The individual fans have aluminum fan wheels turned by heavy-duty, three-phase, direct-drive motors operating at 208 Vac. Vaughn points out, “The direct-drive feature means higher reliability, with fewer bearings that by design require minimal maintenance. Because the fans are direct driven, there are no belts to maintain. This reduces maintenance costs.”
He adds that the fan rotors are precision balanced and there is no need for spring isolation for the FANWALL array. The fans are equipped with two variable-frequency drives (VFDs), either one of which can operate all six motors. The system is designed to alternate the two VFDs to give them equal hours and ensure availability of a backup. Again, in the worst case, the six fans could all be operated effectively on line voltage at 60 Hz.

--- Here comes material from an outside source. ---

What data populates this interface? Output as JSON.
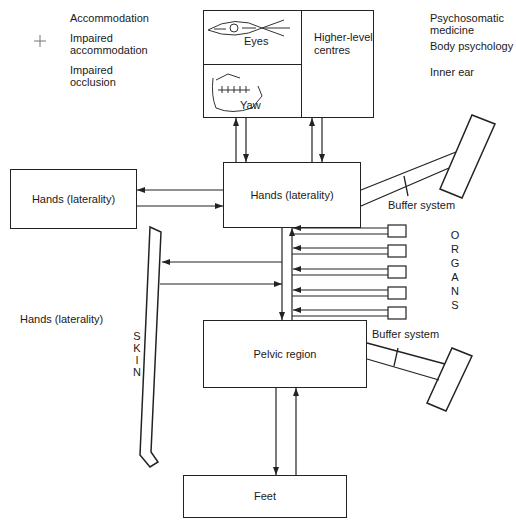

According to Fred Henke, in addition to the added system redundancy, another benefit is the lower acoustic signature of the FANWALL system. “I was very impressed at the low noise level of this product. I believe that’s a result of the laminar air flow, the smaller motor sizes, and the direct-drive design. It really is remarkably quiet considering the volume of air it is moving.”
The air handler serves three surgical suites, providing 13,615 cfm at a total static pressure of 7.25 inches. The air is comprehensively filtered, with two-inch 30% pleated flat filters and a 45% bag filter upstream of the FANWALL, then a 95% bag filter and final ceiling-mounted HEPA filters mounted external to the air handler. The system also has a plug fan for the return to the air handler, but Vaughn notes that the system can still operate effectively in the event of the loss of the return-air fan.
Eversole points out that, in the surgical suites, temperatures of 60°F or even lower are often requested. The temperature requirements in the spaces can change quickly with different surgeons and varying procedures. “With 20 air changes an hour, we can respond to changing temperature requirements quickly.”
“This was a very timely solution,” he says. “It gives us redundancy, better airflow, and acoustic performance in a small package.” He appreciates the help they received from Rusty at Texas AirSystems and from Fred at Piazza Engineering in getting this revised system designed and implemented. He smiles, “Now that I know about this solution, we will definitely be considering it for additional projects in the near future.”